What I was feeling, on the other hand, was acute embarrassment. I hadn’t wanted to say anything in the first place, but I could hardly have ignored Van Loon’s invitation to contribute. So what happens? I speak and end up being a patronizing asshole. Understanding doesn’t come into it? Where did I get off lecturing two billionaires about how to make money?

After a couple of minutes, in any case, Frank Pierce muttered his excuses and left without saying goodbye to either Kevin or myself.

Van Loon then seemed happy enough to let the conversation drift on for a while. We discussed Mexico and the probable effects the government’s apparently irrational stance was going to have on the markets. At one point, still fairly agitated, I caught myself reeling off a comparative list of per capita GDP figures for 1960 and 1995, stuff I must have read somewhere, but Van Loon cut me short and more or less implied that I was being shrill. He also contradicted a few things I said and was clearly right in each case to do so. I saw him looking at me once or twice, too – strangely – as if he were on the point of calling security over to have me ejected from the building.

But then, a bit later, when Kevin had gone to the bathroom, Van Loon turned to me and said, ‘I think it’s time we got rid of this clown.’ He indicated back to where the bathrooms were, and shrugged his shoulders. ‘Kevin’s a great guy, don’t misunderstand me. He’s an excellent negotiator. But sometimes. Jesus .’

Van Loon looked at me, seeking confirmation that I agreed with him.

I half smiled, unsure of how to react.

So here it came again, that thing , that anxious, needy response I’d somehow triggered in all of the others – in Paul Baxter and Artie Meltzer and Kevin Doyle.

‘Come on, Eddie, drink up. I live five blocks from here. We’re going back to my place for dinner.’

*

As the three of us were walking out of the Orpheus Room, I was vaguely aware that no one had paid the check or signed anything or even nodded to anyone. But then something occurred to me. Carl Van Loon owned the Orpheus Room, in fact owned the entire building – an anonymous steel-and-glass tube on Fifty-fourth between Park and Lexington. I remembered reading about it when the place had first opened a few years before.

Out on the street, Van Loon summarily dismissed Kevin by telling him that he’d see him in the morning. Kevin hesitated, but then said, ‘Sure, Carl. See you in the morning.’

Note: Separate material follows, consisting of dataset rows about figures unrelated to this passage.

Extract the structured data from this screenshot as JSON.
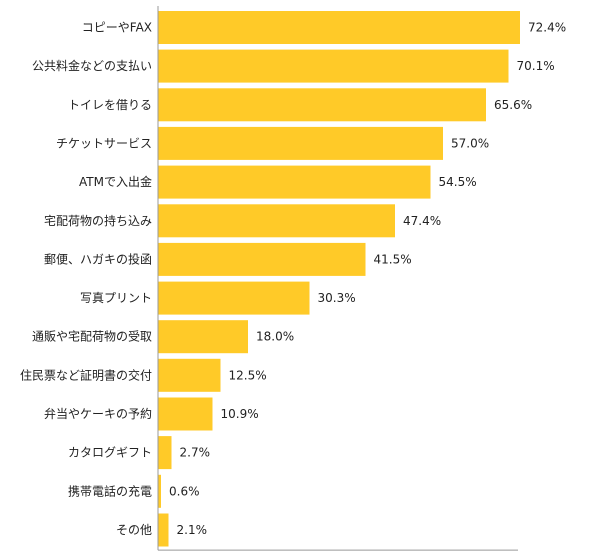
{
  "chart_data": {
    "type": "bar",
    "orientation": "horizontal",
    "title": "",
    "xlabel": "",
    "ylabel": "",
    "categories": [
      "コピーやFAX",
      "公共料金などの支払い",
      "トイレを借りる",
      "チケットサービス",
      "ATMで入出金",
      "宅配荷物の持ち込み",
      "郵便、ハガキの投函",
      "写真プリント",
      "通販や宅配荷物の受取",
      "住民票など証明書の交付",
      "弁当やケーキの予約",
      "カタログギフト",
      "携帯電話の充電",
      "その他"
    ],
    "values": [
      72.4,
      70.1,
      65.6,
      57.0,
      54.5,
      47.4,
      41.5,
      30.3,
      18.0,
      12.5,
      10.9,
      2.7,
      0.6,
      2.1
    ],
    "value_labels": [
      "72.4%",
      "70.1%",
      "65.6%",
      "57.0%",
      "54.5%",
      "47.4%",
      "41.5%",
      "30.3%",
      "18.0%",
      "12.5%",
      "10.9%",
      "2.7%",
      "0.6%",
      "2.1%"
    ],
    "xlim": [
      0,
      100
    ],
    "grid": false,
    "legend": "none",
    "bar_color": "#FFCA28",
    "axis_color": "#999999"
  }
}
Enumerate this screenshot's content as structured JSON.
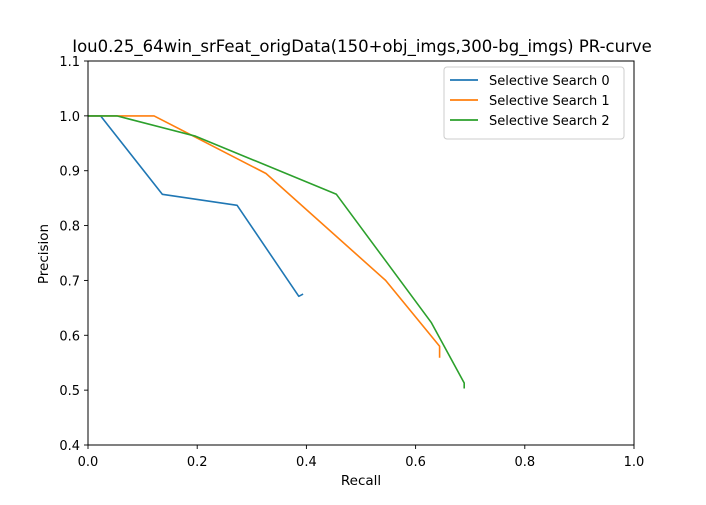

We made eye contact for a second but both of us pulled away in embarrassment. Then Kevin was gone and Van Loon and I were walking along Fifty-fourth Street towards Park Avenue. He hadn’t had a limousine waiting after all, and then I remembered reading something else, an article in a magazine about how Van Loon often made a big thing of walking – and especially walking in his ‘quarter’, as though that somehow meant he was a man of the people.

We got to his building on Park Avenue. The brief trip from the lobby up to his apartment was indeed just that, a trip, with all of the elements in place: the uniformed doorman, the swirling turquoise marble, the mahogany panels, the brass radiator-grills. I was surprised by how small the elevator-car was, but its interior was very plush and intimate, and I imagined that such a combination could give the experience of being in it, and the accompanying sensation of motion – if you were with the right person – a certain erotic charge. It seemed to me that rich people didn’t think up things like this, and then decide to have them – things like this, little serendipitous accidents of luxury, just happened if you happened to have money.